In der SPD liegt der Schwellenwert k sehr niedrig. Es muss nur relativ wenig Energie aufgewandt werden, um einen internen Prozess in Gang zu setzen, der alsbald die ganze Partei erhitzt. Die SPD ist leicht entflammbar.

Die Union hingegen hat einen sehr hohen Schwellenwert. Es muss eine ganze Menge passieren, bis sie Feuer fängt. Die Union ist schwer entflammbar.

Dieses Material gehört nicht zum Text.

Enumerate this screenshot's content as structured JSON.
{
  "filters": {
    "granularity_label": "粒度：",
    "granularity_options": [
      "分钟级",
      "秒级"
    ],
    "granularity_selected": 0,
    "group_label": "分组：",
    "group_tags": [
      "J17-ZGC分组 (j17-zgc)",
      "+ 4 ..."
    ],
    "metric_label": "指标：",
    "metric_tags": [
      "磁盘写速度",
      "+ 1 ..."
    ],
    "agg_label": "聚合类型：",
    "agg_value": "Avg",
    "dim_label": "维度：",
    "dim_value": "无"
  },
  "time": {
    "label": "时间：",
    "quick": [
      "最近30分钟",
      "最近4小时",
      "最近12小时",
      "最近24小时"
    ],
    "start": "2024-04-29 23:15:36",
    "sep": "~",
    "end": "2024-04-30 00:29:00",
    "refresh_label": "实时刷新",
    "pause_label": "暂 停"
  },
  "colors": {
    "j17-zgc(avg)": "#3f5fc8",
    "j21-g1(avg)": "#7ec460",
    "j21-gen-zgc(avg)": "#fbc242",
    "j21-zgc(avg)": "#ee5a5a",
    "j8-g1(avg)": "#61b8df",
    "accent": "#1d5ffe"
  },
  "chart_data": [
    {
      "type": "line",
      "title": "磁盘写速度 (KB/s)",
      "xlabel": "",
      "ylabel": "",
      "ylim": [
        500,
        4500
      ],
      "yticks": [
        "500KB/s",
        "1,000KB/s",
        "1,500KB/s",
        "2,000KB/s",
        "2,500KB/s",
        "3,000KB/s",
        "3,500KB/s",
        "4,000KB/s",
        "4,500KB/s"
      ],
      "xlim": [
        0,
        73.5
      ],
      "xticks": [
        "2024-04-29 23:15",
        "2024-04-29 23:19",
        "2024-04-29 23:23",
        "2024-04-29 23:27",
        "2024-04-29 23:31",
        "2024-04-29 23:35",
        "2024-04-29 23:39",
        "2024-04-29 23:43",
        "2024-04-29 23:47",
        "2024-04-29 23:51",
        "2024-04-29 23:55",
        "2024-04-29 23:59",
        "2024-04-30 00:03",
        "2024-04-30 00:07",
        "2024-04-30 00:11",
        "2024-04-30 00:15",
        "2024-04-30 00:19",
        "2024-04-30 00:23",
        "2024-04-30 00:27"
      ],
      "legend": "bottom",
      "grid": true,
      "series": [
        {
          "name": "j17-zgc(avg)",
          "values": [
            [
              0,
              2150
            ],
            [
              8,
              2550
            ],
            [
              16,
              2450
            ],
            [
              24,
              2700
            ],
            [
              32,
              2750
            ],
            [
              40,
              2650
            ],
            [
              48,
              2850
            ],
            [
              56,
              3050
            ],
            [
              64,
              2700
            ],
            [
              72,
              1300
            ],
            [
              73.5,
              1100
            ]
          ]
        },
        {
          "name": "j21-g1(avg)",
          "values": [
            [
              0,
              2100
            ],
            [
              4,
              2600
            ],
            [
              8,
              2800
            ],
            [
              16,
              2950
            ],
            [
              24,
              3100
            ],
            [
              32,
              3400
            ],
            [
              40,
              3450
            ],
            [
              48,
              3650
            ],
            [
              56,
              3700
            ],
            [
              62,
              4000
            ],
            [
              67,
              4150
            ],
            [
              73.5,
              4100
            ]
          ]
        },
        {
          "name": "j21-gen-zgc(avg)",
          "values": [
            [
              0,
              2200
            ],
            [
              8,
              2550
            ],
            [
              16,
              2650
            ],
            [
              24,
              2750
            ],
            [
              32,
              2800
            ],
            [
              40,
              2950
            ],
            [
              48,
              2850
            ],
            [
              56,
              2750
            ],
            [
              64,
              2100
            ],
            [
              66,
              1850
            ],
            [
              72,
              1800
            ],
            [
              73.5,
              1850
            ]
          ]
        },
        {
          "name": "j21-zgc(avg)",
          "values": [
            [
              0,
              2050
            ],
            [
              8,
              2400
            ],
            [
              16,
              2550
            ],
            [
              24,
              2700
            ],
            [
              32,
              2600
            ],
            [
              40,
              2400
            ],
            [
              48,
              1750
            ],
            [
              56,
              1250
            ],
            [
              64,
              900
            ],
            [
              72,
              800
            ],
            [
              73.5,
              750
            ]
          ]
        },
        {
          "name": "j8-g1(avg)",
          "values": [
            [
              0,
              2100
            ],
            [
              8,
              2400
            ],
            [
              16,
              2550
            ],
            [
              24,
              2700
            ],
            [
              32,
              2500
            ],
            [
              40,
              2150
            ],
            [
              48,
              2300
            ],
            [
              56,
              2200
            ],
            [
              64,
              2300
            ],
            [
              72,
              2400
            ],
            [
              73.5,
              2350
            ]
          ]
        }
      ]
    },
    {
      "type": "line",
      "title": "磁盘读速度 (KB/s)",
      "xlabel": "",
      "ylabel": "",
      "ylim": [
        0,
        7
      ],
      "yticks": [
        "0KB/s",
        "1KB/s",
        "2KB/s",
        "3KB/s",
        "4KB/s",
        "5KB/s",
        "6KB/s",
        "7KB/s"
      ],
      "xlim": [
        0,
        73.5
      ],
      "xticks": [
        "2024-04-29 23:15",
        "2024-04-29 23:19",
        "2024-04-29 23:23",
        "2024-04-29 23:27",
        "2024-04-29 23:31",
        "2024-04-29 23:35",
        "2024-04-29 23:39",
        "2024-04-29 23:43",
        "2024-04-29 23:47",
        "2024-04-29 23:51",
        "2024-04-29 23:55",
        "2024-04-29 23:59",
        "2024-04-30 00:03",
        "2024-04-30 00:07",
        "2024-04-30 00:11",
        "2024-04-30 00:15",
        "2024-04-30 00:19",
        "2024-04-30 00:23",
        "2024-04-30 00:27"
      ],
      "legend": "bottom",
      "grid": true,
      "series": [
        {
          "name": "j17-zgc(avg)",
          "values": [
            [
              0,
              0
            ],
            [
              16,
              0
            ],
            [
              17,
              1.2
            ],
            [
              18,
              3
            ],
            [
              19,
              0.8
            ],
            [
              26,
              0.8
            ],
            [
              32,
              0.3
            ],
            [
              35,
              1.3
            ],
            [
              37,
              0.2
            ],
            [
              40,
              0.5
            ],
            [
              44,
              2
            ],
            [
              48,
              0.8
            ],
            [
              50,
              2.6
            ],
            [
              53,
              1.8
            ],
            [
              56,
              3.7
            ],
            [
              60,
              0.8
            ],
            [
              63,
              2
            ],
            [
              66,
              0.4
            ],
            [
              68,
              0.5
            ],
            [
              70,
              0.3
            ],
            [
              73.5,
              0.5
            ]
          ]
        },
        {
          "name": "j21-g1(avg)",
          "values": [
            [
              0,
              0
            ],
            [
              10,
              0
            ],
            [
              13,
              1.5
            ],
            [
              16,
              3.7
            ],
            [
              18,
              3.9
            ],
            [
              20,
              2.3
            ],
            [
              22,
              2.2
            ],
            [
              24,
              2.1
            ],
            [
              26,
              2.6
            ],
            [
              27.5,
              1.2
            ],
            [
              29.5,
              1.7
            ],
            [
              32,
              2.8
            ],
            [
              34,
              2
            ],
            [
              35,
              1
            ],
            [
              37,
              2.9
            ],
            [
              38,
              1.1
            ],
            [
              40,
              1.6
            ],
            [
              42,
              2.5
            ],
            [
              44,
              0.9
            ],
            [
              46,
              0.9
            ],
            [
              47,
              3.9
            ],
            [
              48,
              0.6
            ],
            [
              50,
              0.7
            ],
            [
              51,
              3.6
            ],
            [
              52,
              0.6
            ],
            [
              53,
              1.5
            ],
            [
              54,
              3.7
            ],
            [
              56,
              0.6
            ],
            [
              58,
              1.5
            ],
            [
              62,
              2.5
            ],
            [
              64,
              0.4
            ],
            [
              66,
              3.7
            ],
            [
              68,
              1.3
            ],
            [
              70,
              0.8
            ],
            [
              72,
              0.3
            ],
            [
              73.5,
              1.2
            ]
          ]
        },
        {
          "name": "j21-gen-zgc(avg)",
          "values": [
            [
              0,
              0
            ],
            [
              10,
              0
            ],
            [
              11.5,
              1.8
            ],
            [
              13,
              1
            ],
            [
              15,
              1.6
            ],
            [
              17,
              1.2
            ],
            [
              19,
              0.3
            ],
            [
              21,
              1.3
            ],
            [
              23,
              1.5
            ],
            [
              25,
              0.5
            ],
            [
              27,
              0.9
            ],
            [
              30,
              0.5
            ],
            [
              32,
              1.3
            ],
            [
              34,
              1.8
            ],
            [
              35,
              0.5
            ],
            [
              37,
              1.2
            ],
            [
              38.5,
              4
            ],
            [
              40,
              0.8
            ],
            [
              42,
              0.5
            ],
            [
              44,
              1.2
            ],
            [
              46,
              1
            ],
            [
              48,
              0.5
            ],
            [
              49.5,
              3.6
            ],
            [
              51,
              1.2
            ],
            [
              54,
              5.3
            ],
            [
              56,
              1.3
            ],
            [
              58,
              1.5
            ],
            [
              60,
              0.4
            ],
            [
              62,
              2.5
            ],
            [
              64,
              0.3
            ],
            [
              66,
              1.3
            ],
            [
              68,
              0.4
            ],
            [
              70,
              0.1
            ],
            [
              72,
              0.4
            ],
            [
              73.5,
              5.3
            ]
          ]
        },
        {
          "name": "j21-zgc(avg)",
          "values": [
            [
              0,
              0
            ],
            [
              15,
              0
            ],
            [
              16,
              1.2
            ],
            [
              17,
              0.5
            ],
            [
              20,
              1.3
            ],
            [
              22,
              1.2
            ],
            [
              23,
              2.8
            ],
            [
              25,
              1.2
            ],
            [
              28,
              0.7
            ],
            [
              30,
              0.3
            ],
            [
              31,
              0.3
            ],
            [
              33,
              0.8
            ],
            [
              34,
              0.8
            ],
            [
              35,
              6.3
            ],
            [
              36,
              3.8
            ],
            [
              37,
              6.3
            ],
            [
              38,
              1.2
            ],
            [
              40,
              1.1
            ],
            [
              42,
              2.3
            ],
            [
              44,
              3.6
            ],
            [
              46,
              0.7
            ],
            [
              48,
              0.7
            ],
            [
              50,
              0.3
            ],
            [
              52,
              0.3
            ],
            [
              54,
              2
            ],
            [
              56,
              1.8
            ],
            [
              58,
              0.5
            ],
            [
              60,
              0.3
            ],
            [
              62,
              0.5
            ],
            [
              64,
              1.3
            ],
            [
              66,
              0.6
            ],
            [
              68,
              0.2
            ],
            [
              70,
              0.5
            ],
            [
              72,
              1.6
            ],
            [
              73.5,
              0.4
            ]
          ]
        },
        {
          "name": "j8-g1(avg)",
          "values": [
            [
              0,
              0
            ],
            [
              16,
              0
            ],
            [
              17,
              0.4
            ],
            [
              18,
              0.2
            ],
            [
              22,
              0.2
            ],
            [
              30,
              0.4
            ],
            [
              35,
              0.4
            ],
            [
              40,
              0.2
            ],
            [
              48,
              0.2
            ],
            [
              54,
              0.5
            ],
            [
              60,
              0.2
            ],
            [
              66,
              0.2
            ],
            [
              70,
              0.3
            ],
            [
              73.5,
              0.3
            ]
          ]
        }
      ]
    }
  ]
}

Nun aber ist im Lauf der Amtszeit von Angela Merkel genug an kritischer Energie zusammengekommen, um den Schwellenwert zu überschreiten. Am kürzesten zusammengefasst hat den Missmut der ausgetretene frühere CDU-Ministerpräsident Werner Münch in seinem Abschiedsbrief an seine Partei. Noch kürzer geht es ungefähr so: Merkel sympathisiert mit Alice Schwarzer und kritisiert den Papst. Das ist die Umkehrung dessen, was das Wertesystem des orthodoxen Christdemokraten ausmacht. Er wünscht sich eine CDU-Kanzlerin in Solidarität zum Papst und in kritischer Distanz zu Frau Schwarzer.

Gereizt und nervös

Dazu kommt der schleichende Zweifel, wie das mit den Umfragewerten eigentlich wieder besser werden soll. Bisher hat der "schwarze Block" in der Union die Zähne zusammengebissen und die aus ihrer Sicht maternalistische "Gedöns"-Politik ihrer Kanzlerin still ertragen - immer in der Hoffnung, dass ihr Dulden mit einer Mehrheit belohnt wird.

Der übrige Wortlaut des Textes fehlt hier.